A series of four layers 32 of woven cotton or linen of the kind conventionally used in the manufacture of card-clothing foundation is prepared in known manner, and the layers of woven fabric are bonded together by utilisation of a natural rubber adhesive which is applied to the fabric layers. In this manner a fabric back 34 is produced, and if there are say four layers of woven fabric each about 0.5 millimeters thick, the resulting back is a little over 2 millimeters in thickness. This of course is not rigid enough to provide adequate support for the card-clothing wires.
The face 30 and back 34 are then brought together after their meeting surfaces have been treated with one or more layers of a suitable adhesive compatible with the bonded fabric back and the foamed p.v.c. 16, so that the face adheres to the back to form the complete foundation 40.
Finally, the foundation 40 is punched, and card-clothing wires 42 in the form of the conventional staples are fitted through the punched holes in the conventional manner.

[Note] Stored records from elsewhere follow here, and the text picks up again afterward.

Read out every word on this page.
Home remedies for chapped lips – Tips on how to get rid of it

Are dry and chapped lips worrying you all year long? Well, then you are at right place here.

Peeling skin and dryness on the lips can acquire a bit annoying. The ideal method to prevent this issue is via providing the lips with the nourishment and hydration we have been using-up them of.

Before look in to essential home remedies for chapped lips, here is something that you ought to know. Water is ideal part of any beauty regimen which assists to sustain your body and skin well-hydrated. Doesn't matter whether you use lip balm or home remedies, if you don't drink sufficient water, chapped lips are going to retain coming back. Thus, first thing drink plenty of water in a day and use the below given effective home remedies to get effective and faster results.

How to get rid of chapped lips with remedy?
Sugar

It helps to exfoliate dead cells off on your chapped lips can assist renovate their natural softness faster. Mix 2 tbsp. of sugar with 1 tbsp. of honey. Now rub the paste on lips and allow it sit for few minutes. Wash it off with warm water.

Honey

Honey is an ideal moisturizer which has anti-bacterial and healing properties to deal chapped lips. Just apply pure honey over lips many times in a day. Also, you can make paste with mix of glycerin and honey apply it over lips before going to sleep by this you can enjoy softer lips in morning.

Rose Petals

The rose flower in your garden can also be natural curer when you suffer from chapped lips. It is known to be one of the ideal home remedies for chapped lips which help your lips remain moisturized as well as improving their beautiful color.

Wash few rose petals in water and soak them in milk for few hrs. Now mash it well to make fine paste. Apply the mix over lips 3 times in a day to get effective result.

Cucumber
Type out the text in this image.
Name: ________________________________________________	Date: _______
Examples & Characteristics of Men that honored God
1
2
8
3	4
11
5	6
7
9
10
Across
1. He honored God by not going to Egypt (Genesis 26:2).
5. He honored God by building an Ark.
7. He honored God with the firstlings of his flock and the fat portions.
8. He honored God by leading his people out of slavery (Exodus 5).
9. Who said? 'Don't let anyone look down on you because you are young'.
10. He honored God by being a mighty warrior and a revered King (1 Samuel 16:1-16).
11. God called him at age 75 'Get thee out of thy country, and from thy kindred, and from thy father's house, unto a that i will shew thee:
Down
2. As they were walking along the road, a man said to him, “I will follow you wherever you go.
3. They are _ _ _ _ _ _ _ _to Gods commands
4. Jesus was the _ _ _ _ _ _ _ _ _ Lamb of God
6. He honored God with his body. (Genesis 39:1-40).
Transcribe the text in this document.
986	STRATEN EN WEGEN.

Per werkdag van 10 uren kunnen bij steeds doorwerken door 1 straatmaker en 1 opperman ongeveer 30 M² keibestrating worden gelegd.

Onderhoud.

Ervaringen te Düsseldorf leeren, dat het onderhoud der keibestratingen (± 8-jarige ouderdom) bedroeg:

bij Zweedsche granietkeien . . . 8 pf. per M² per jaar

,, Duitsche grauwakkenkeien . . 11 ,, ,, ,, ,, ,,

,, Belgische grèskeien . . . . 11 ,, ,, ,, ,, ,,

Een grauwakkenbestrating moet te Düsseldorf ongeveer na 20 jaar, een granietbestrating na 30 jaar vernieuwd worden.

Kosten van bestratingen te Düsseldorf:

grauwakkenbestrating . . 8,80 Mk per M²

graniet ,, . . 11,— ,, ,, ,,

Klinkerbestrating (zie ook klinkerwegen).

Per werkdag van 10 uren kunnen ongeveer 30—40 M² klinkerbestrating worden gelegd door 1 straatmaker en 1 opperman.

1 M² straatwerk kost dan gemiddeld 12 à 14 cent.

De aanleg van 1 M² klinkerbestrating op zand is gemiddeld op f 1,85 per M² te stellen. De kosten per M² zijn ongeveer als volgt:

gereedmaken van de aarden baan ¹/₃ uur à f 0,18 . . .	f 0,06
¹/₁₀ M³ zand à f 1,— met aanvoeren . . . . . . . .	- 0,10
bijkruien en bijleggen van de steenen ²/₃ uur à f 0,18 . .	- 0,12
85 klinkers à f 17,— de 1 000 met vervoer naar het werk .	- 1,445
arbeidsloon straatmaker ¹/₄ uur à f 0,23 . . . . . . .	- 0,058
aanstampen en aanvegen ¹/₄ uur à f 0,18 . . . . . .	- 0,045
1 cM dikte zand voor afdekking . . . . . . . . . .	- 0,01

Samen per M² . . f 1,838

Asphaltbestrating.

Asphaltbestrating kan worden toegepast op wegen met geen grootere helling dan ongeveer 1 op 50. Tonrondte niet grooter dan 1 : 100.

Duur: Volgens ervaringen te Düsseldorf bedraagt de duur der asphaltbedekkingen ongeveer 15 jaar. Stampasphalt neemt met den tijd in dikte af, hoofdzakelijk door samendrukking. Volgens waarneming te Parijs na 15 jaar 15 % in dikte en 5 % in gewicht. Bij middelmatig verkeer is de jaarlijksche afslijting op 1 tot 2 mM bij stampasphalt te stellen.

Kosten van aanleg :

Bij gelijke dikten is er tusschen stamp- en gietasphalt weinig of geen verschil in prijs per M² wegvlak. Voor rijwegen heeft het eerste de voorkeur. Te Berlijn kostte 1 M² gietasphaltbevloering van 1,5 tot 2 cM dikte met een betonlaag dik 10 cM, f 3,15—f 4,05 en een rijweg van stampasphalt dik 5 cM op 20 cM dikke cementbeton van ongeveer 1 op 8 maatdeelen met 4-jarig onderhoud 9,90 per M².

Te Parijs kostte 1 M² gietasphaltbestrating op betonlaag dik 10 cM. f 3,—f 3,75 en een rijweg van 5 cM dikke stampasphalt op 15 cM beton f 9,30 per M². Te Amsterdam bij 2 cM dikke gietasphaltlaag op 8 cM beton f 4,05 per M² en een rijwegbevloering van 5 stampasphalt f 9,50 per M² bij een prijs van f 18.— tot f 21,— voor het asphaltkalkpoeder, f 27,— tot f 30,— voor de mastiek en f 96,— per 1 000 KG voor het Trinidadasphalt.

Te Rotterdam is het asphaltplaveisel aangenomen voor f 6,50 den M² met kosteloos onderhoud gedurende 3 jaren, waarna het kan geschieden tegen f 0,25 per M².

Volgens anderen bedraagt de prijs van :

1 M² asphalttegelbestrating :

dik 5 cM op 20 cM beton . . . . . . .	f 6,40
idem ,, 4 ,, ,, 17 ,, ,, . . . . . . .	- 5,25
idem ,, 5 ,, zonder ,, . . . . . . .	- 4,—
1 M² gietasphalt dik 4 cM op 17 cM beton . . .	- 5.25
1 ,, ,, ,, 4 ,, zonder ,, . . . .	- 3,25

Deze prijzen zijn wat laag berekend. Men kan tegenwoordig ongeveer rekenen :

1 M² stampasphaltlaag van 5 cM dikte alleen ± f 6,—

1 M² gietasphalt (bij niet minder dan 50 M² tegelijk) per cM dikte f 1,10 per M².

Card-clothing manufactured in this way, is quite as effective as the known types of card-clothing comprising fabric backing with a rubber or nitrile rubber layer, and in particular it provides a firm but sufficiently resilient anchorage for the card-clothing wires. It also has a good setting picture, and the surface layer 24 of the foundation does not easily hold lint or other contaminating material. Moreover, the card-clothing has good flexing properties, making it suitable for use as fillet, which has to be wound in convolutions around a roller of a carding machine. In addition, the manufacturing technique is particularly suited to the production of long unjoined pieces of foundation, which are desirable for use on the increasingly popular wide carding machine.